Laura Berenstain, MD
RE: Lisa Wise-Faberowski, MD, MS
I am heartbroken at the loss of my friend. We didn't talk often, but when we did it was always about deep and important things - common humanity. I will miss her greatly, and I send condolences to her family.
Elliot Krane, MD
In the world of pharmaceuticals placebo and nocebo are fascinating phenomena. Did you know that when valproate was in Phase III testing by J&J there was no difference in seizure suppression between valproate and placebo? That is, not until about 3 months, at which time there was divergence. How can placebo suppress epilepsy? IDK, but it does.
Similarly, if you look at the side effect profile in the PDR for any drug, ANY drug, you'll see that placebos always result in side effects in 1-5% of the population: you name it -- nausea, vomiting, headache, rash, weakness, constipation...this is the nocebo response in real life.
So I fully agree that telling people that something is going to hurt a little will make it hurt for many people.
Regarding discussions of risk pre-anesthesia, is there a parent alive who doesn't know that anesthesia can kill their child? So why bring it up? In 30 years of expert witnessing for both plaintiffs and defense, I've never seen or heard of a case being decided for the plaintiff because the informed consent was not complete or comprehensive. It's always something plaintiff attorneys throw into the litany of charges, but never something that decides an outcome.
Randall Flick, MD, MPH
Nice article on pay equity, thanks for taking on the article and especially thanks for not shying away from challenging issues. I agree that the data is limited by the very, very low response rate . In fact one can for the most part discount the information as uninterpretable. That said we can agree that there certainly is no doubt that women are paid less than men not only in anesthesia or medicine but across the board.
A larger point that the article raises relates to physician compensation models in general. We all know that pay inequity exists across gender as well as race and other factors. We also know that salary models that reward productivity provide perverse incentives that reduce the quality of care and increase costs. These things we know to be true yet when I travel to other institutions I universally find that pay is based on complex formula that rewards productivity whether it is academic productivity (pay advancement tied to academic rank), clinical productivity (RVU’s) or educational productivity (resident evaluations). Compensation is typically intentionally opaque and typically left largely within the purvue of the department chair.
The attached article is authored by our former and current CEO’s as well as our Director of Diversity and Inclusion. (Sharonne N Hayes, John H Noseworthy, Gianrico Farrugia. A Structured Compensation Plan Results in Equitable Physician Compensation: A Single-Center Analysis. Mayo Clin Proc. 2020 Jan;95(1):35-43. PMID: 31902427) (NOTE: we will review this paper in an upcoming PAAD) What is shows is that gender pay equity is achieved in a salary based compensation model in which there are no incentives for academic, educational or clinical productivity and salary is determined using a formula that is pegged to compensation in similar organizations and, importantly, applied across pay categories with essentially no option for department chairs or other leaders to adjust. For example, once an individual has passed through the initial 6 years of tenure (stepped salary increased through 6 levels), every anesthesiologist in the department gets paid the same amount regardless of age, academic rank research commitment… Those in leadership positions (division, department chairs…) receive very small increments in salary (3-10%).
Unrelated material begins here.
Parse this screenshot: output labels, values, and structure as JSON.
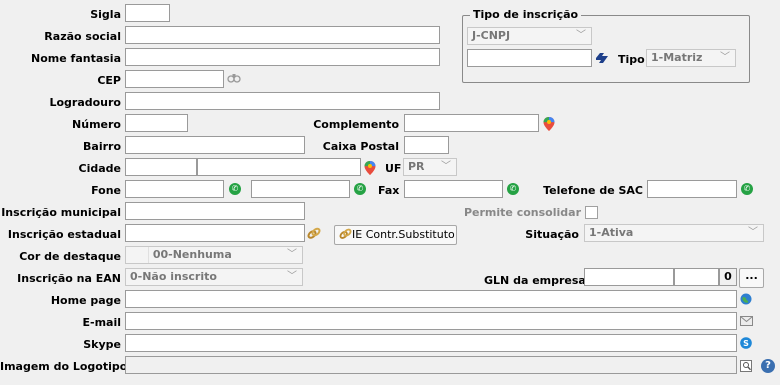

If we want to eliminate pay inequity, improve quality and reduce costs; we must move toward adopting compensation models that are transparent, broadly based, determined by formula and do not allow for incentives. Our patients and our profession will be better off.
Daphne Klausner (Ron Litman’s widow)
Thank you so much for today's PAAD. The subject matter was one that Ron and I spoke of frequently as he supported me through my own career. I was so lucky to have a husband who KNEW that there was an issue-but would have been equally thrilled to see this issue raised in the PAAD. He would have encouraged all of us to fight for what is fair and equitable. Ask for the data. Use the PAAD as the jumping off point to ask the question to your leadership. Ron is cheering us all on.
Linda B Hertzberg, MD, FASA
Thank you very much for discussing and highlighting our committee's survey and study. You are correct about the limitations of the work; these were noted in our discussion as well. Having said that, I believe we adjusted for as many confounding factors as we could in our analysis and still saw a difference in compensation after adjustments. We were unable to obtain results by subspecialties in anesthesia due to inadequate numbers, even though we did ask about subspecialties in the survey. I would be very interested in having the study repeated among SPA members and seeing the whether the SPA results are similar.